Last year I discovered Wordles, which you can create for books, chapters, papers, poems, blog posts, just about anything. Here are a couple of the Wordles I’ve made for some of my books:
Almost As an Afterthought: The First Six Months of 1941, the currently novelette-sized fourth and final installment in my chronologically earliest Atlantic City series.
Little Ragdoll, my contemporary historical Bildungsroman set from 1959-74. I really like this font and the colouring, since it seems very fitting with the themes of the story, the characters, and the poor/working-class Manhattan setting.
The current third-ish draft of the first of my Max’s House books.
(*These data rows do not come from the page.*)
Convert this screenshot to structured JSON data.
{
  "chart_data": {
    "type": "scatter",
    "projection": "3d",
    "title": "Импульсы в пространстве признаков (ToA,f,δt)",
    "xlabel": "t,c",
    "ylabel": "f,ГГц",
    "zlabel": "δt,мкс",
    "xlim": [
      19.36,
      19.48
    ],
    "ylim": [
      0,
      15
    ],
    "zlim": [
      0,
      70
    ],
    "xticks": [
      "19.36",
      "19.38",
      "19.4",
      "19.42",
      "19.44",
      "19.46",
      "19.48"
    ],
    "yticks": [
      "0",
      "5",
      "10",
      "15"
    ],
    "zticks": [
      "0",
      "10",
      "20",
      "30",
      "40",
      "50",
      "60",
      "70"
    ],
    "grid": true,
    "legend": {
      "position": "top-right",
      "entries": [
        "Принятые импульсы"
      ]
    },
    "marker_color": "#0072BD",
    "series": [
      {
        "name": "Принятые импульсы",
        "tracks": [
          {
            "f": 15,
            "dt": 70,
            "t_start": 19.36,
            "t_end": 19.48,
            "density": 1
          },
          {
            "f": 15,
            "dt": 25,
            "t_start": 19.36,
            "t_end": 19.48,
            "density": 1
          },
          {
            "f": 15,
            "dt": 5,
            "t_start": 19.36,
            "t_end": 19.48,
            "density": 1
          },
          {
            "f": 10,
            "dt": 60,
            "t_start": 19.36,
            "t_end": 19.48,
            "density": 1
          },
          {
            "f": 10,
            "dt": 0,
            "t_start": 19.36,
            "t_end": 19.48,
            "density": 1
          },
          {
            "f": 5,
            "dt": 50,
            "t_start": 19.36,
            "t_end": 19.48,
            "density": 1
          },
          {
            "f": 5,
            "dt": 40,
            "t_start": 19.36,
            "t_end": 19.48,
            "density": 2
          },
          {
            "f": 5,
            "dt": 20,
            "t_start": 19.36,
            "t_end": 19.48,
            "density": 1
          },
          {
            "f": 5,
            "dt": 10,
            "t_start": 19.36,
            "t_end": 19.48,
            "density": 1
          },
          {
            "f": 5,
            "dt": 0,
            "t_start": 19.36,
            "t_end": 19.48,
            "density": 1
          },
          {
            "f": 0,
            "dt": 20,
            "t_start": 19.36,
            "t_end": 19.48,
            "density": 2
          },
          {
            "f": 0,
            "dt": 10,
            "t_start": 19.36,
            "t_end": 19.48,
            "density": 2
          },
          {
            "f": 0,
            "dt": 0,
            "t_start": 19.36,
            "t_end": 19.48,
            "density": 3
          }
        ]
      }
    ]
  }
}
It needs a fair bit of revision and rewriting, so it’s entirely possible a later Wordle might be a little different.
The Very First, the chronological first of my Atlantic City books. The font looks very much like my belovèd Palatino. I’m still proud of myself for having turned a 38,000-word mess into a 60,000-word actual story. I had to junk the original Part I, working in some pertinent aspects, and basically write mostly new scenes and chapters to pad out what could be saved or reworked from the original Part II.
The fourth and final Wordle I created for And Jakob Flew the Fiend Away, my WWII Bildungsroman.
And the Lark Arose from Sullen Earth, my second volume about Jakob, covering his first year in America and first official year of marriage.
You Cannot Kill a Swan: The Love Story of Lyuba and Ivan, my first Russian historical novel. I still haven’t found a replacement name for Basil, one of the secondary antagonists. I can’t use Vasiliy, since that name is already taken by Ivan’s much-younger cousin, a really sympathetic character and soon to enter the Army in the third book. Since I’m an incurable name nerd, I know I’ll eventually think of something.
The Twelfth Time: Lyuba and Ivan on the Rocks, my second Russian/North American historical novel.